Iranian officials have been criticizing Kurdish parties from Iran who have a presence in the Kurdistan Region of Iraq, where they are regularly targeted by the Iranian military.
Members of the anti-Iranian group, the Party of Free Life of Kurdistan.

An Iranian security official pressed Iraq's head of government on Sunday to expel Kurdish Iranian dissident groups. 

Secretary of Iran’s Supreme National Security Council Ali Shamkhani met with Iraqi Prime Minister Mustafa al-Kadhimi in Baghdad. Shamkhani asked Kadhimi to disarm and expel unspecified "terrorist groups" from the  Kurdistan Region of Iraq. He said such groups are increasing their movements and threaten both states, the official Islamic Republic News Agency reported. 

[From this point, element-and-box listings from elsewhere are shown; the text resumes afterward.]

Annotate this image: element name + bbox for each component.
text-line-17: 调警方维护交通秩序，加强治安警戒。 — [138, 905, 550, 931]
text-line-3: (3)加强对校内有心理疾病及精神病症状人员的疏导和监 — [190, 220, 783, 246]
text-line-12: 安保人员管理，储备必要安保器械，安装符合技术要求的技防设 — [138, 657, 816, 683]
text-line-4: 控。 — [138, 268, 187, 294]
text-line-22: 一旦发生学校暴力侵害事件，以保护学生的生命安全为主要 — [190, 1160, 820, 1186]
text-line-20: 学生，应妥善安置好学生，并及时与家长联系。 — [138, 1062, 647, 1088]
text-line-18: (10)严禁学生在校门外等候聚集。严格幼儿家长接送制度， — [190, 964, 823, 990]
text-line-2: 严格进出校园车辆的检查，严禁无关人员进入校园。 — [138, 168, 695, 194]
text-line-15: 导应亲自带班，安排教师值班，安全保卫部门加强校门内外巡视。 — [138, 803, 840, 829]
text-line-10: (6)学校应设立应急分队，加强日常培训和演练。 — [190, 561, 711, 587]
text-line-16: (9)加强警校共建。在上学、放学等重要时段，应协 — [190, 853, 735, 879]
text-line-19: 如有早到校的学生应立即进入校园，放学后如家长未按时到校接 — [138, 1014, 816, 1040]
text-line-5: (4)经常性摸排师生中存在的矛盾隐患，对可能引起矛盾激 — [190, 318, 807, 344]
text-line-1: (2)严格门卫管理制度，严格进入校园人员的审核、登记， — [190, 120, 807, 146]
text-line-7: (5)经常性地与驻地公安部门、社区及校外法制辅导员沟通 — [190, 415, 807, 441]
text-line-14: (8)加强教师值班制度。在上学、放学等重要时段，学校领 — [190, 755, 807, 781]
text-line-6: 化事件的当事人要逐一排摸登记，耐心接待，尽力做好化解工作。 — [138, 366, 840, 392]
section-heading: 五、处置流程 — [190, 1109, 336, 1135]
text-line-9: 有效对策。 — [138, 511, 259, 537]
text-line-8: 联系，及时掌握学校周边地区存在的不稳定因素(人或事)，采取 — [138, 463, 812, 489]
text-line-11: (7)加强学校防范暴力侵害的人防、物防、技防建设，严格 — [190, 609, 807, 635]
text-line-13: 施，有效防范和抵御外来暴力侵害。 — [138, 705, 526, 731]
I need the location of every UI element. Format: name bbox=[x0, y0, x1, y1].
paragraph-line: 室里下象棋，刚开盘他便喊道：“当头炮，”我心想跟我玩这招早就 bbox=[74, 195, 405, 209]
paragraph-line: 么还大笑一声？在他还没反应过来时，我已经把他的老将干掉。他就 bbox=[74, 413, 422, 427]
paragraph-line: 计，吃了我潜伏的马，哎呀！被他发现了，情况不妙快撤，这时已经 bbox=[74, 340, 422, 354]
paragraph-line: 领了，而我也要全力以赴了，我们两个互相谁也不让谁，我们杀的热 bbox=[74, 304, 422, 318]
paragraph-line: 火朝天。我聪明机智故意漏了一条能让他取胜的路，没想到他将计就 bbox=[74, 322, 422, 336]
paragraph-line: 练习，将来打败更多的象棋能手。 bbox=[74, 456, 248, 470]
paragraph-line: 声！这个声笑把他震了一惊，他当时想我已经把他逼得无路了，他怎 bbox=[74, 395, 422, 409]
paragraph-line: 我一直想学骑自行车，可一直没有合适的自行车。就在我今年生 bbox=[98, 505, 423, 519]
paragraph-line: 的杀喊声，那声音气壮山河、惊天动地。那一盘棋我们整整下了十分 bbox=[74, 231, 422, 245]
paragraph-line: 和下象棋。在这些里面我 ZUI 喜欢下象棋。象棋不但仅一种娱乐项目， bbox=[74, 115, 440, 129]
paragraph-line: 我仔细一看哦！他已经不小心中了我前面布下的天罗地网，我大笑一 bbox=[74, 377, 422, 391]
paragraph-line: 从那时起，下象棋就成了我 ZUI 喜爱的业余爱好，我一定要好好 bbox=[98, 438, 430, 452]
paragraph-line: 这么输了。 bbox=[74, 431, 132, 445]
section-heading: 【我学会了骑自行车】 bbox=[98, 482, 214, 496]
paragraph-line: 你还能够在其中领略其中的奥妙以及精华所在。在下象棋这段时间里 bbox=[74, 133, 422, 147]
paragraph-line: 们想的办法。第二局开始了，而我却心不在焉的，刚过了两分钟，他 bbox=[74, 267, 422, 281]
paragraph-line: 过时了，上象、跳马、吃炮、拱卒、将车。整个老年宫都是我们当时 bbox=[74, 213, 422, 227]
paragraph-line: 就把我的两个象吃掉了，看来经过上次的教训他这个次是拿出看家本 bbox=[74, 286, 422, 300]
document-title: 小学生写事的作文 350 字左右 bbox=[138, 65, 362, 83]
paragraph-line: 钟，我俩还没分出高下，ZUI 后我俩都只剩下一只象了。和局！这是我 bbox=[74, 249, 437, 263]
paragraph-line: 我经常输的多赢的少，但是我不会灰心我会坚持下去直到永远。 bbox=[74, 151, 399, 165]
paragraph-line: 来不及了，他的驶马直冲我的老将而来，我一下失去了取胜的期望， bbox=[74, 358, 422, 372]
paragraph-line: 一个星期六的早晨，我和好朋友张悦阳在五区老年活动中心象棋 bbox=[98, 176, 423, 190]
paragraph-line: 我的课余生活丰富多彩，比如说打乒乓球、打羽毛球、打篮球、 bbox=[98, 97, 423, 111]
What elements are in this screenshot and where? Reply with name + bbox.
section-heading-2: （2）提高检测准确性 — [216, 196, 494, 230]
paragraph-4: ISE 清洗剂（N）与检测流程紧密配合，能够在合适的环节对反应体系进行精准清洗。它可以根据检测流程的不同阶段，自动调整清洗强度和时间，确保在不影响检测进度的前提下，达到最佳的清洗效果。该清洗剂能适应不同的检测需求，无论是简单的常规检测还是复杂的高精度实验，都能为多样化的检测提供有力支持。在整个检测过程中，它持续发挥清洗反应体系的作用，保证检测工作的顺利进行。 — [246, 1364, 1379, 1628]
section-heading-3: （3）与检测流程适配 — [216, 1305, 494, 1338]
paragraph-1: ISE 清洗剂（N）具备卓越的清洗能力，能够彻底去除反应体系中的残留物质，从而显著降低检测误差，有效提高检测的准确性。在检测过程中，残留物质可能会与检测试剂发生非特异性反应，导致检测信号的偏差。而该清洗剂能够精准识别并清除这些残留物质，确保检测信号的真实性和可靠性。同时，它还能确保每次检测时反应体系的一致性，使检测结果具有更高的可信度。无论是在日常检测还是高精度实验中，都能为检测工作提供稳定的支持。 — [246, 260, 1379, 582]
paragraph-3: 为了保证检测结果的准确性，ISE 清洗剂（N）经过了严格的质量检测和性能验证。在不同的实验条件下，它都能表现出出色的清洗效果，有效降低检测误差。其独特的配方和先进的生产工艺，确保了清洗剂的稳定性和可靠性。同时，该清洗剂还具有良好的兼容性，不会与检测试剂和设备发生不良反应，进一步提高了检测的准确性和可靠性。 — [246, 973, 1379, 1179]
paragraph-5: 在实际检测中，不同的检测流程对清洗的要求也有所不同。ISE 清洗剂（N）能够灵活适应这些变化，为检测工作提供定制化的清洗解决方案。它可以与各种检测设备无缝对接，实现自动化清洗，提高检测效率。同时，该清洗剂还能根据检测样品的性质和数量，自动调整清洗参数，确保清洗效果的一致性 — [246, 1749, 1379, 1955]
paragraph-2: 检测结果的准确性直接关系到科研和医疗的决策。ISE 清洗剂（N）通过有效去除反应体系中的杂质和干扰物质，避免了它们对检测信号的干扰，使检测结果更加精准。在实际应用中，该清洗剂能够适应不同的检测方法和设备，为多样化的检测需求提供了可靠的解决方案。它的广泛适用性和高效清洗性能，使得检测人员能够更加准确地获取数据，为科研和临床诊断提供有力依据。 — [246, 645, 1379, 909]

Shamkhani’s comments refer to Kurdish Iranian opposition parties and their armed wings that operate in the autonomous Kurdistan Region in northern Iraq. These include the Party for a Free Life in Kurdistan (PJAK), which is an offshoot of the Kurdistan Workers Party in Turkey, aka PKK, and the Kurdistan Democratic Party of Iran (KDP-I). 

Iran has been in an on-and-off conflict with Kurdish Iranian groups within Iran and across the border in Iraq for years, including KDP-I and PJAK. The fighting has intensified recently. On Monday, an official from the KDP-I told the Iraqi Kurdish news outlet Rudaw that the group’s peshmerga forces had downed four of the 16 drones used by Iran to attack them in the Kurdistan Region recently. On Saturday, the party’s forces released a statement saying IRGC aerial attacks had been occurring for three days straight near Bradost mountain.

In August, a senior KDP-I official was found dead in a hotel in the Kurdistan Region capital, Erbil.

The IRGC also said it dismantled an unspecified terrorist cell in Iran’s Kurdistan province earlier this month.

Sunday's comments were not unprecedented. Last week an Islamic Revolutionary Guard Corps commander said the "current situation is no longer tolerable” in reference to the cross-border conflict with Kurdish Iranian groups. 

Correction: Sept. 14, 2021. An earlier version of this article attributed an incorrect date to comments from an Iranian security official.